Les investissements miniers augmentent rapidement mais ne sont pas aujourd’hui à la hauteur des besoins et s’ils le sont quelles seront les conséquences environnementales ?
4 La question politique et sociale
La France est bien placée, après avoir connue la révolte des Gilets Jaunes, pour savoir que sans acceptation sociale la transition énergétique n’aura pas lieu. Le conflit entre la fin du mois et la fin du monde n’est évidemment pas seulement français. Dans de nombreux autres pays européens, aux Pays-Bas, en Suède, en Allemagne, en Hongrie, en Italie… l’opposition politique à la transition et surtout à son coût économique et social grandit.
Au Royaume-Uni, devant l’envolée des prix de l’énergie, le Premier ministre conservateur Rishi Sunak a fait machine arrière sur les engagements de son parti et des précédents gouvernements en faveur d’une réduction rapide des émissions de gaz à effet de serre.
Aux Etats-Unis, si les Républicains gagnent les prochaines élections présidentielles, il est très vraisemblable que l’engagement de l’administration Biden en faveur d’une accélération de la transition soit remis en cause. Et dans les pays en développement, le progrès matériel est de loin, et logiquement, la principale priorité.
En 2022, le Pew Research Center a interrogé des personnes dans 19 pays en développement et 75% d’entre elles considéraient que le changement climatique constituait une menace majeure. Mais quand IPSOS a demandé dans les mêmes pays aux personnes de citer leurs plus grandes préoccupations, le changement climatique n’est arrivé qu’en neuvième position, loin derrière l’inflation, la pauvreté, le chômage, la criminalité, la corruption, la santé et les impôts.
5 Corruption, lobbys et réglementations publiques
Par construction, il y a et aura des gagnants et des perdants à la transition. Et on peut compter sur les uns et les autres pour tenter de modifier sans cesse en leur faveur les règles du jeu, c’est-à-dire les réglementations, lois, contraintes, aides, subventions, pénalités, investissements publics…
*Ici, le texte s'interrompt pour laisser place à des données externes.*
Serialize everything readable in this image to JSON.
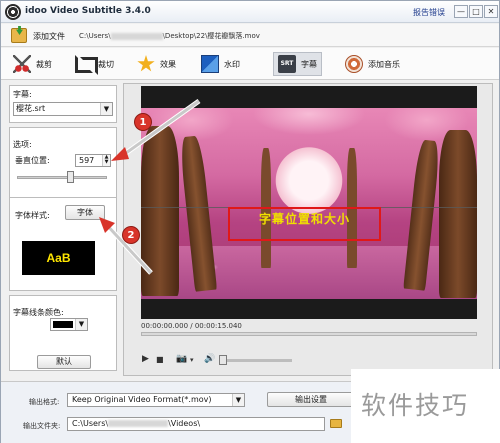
{
  "window": {
    "title": "idoo Video Subtitle 3.4.0",
    "report_link": "报告错误",
    "min": "—",
    "max": "□",
    "close": "✕"
  },
  "add_file": {
    "label": "添加文件",
    "path_prefix": "C:\\Users\\",
    "path_suffix": "\\Desktop\\22\\樱花瓣飘落.mov"
  },
  "toolbar": {
    "items": [
      {
        "label": "裁剪",
        "icon": "scissors-icon"
      },
      {
        "label": "裁切",
        "icon": "crop-icon"
      },
      {
        "label": "效果",
        "icon": "star-icon"
      },
      {
        "label": "水印",
        "icon": "watermark-icon"
      },
      {
        "label": "字幕",
        "icon": "subtitle-icon",
        "active": true
      },
      {
        "label": "添加音乐",
        "icon": "music-icon"
      }
    ]
  },
  "left": {
    "subtitle_label": "字幕:",
    "subtitle_file": "樱花.srt",
    "options_label": "选项:",
    "vertical_label": "垂直位置:",
    "vertical_value": "597",
    "vertical_slider_fraction": 0.6,
    "font_style_label": "字体样式:",
    "font_button": "字体",
    "preview_text": "AaB",
    "border_color_label": "字幕线条颜色:",
    "border_color": "#000000",
    "default_button": "默认"
  },
  "video": {
    "subtitle_text": "字幕位置和大小",
    "timecode": "00:00:00.000 / 00:00:15.040",
    "play": "▶",
    "stop": "■",
    "camera": "📷",
    "camera_dropdown": "▾",
    "volume": "🔊"
  },
  "annotations": {
    "badge1": "1",
    "badge2": "2"
  },
  "bottom": {
    "format_label": "输出格式:",
    "format_value": "Keep Original Video Format(*.mov)",
    "settings_button": "输出设置",
    "folder_label": "输出文件夹:",
    "folder_prefix": "C:\\Users\\",
    "folder_suffix": "\\Videos\\"
  },
  "watermark_brand": "软件技巧",
  "colors": {
    "accent_red": "#d8342a",
    "subtitle_yellow": "#f0e000"
  }
}
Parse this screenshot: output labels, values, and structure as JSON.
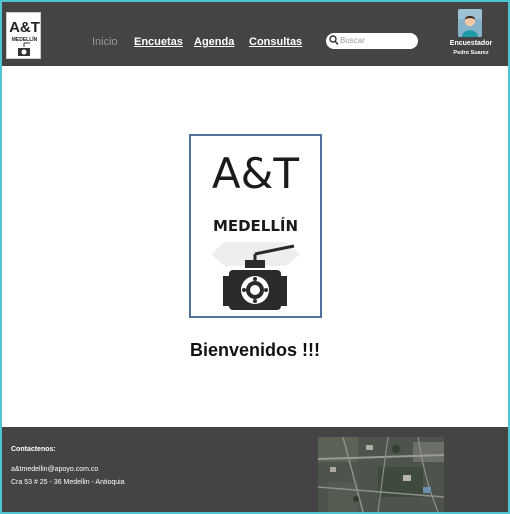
{
  "brand": {
    "logo_text": "A&T",
    "logo_city": "MEDELLÍN"
  },
  "nav": {
    "items": [
      {
        "label": "Inicio",
        "active": true
      },
      {
        "label": "Encuetas",
        "active": false
      },
      {
        "label": "Agenda",
        "active": false
      },
      {
        "label": "Consultas",
        "active": false
      }
    ]
  },
  "search": {
    "placeholder": "Buscar",
    "icon": "search-icon"
  },
  "user": {
    "role": "Encuestador",
    "name": "Pedro Suarez",
    "icon": "avatar"
  },
  "main": {
    "welcome": "Bienvenidos !!!"
  },
  "footer": {
    "contact_title": "Contactenos:",
    "email": "a&tmedellin@apoyo.com.co",
    "address": "Cra 53 # 25 - 36  Medellin - Antioquia"
  },
  "colors": {
    "header_bg": "#444444",
    "footer_bg": "#444444",
    "border_accent": "#4fc6cf",
    "logo_border": "#5070a0"
  }
}
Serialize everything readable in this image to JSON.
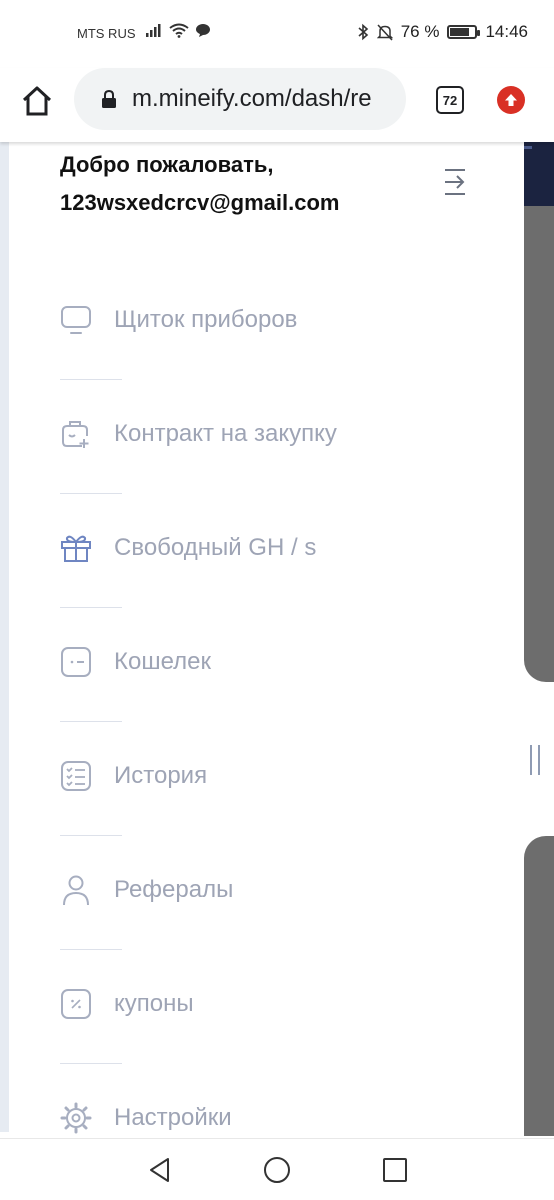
{
  "status_bar": {
    "carrier": "MTS RUS",
    "battery_percent": "76 %",
    "battery_level": 0.76,
    "time": "14:46",
    "icons": [
      "signal-icon",
      "wifi-icon",
      "message-icon",
      "bluetooth-icon",
      "mute-icon",
      "battery-icon"
    ]
  },
  "browser": {
    "url": "m.mineify.com/dash/re",
    "tabs_count": "72",
    "icons": [
      "home-icon",
      "lock-icon",
      "tabs-icon",
      "update-icon"
    ]
  },
  "drawer": {
    "welcome_line1": "Добро пожаловать,",
    "welcome_line2": "123wsxedcrcv@gmail.com",
    "collapse_icon": "collapse-icon",
    "items": [
      {
        "label": "Щиток приборов",
        "icon": "monitor-icon",
        "active": false
      },
      {
        "label": "Контракт на закупку",
        "icon": "contract-icon",
        "active": false
      },
      {
        "label": "Свободный GH / s",
        "icon": "gift-icon",
        "active": true
      },
      {
        "label": "Кошелек",
        "icon": "wallet-icon",
        "active": false
      },
      {
        "label": "История",
        "icon": "history-icon",
        "active": false
      },
      {
        "label": "Рефералы",
        "icon": "user-icon",
        "active": false
      },
      {
        "label": "купоны",
        "icon": "coupon-icon",
        "active": false
      },
      {
        "label": "Настройки",
        "icon": "settings-icon",
        "active": false
      }
    ]
  },
  "colors": {
    "menu_text": "#9ea4b5",
    "menu_icon": "#a7aec0",
    "active_icon": "#6f86c2",
    "dark_header": "#1b2340",
    "overlay_gray": "#6d6d6d"
  },
  "nav_bar": {
    "icons": [
      "back-icon",
      "home-circle-icon",
      "recents-icon"
    ]
  }
}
Comme la transition nécessite des investissements de très long terme qui ne peuvent être initiés et enclenchés que par les Etats, le capitalisme dit de connivence (crony capitalism) entre intérêts privés et puissance publique ne peut que s’immiscer. Ce qui est évidemment déjà le cas à Washington comme à Bruxelles. Et on peut aussi compter sur les intérêts extrêmement puissants économiques et géopolitiques des producteurs d’énergie fossile pour retarder et compliquer les échéances. C’est déjà le cas.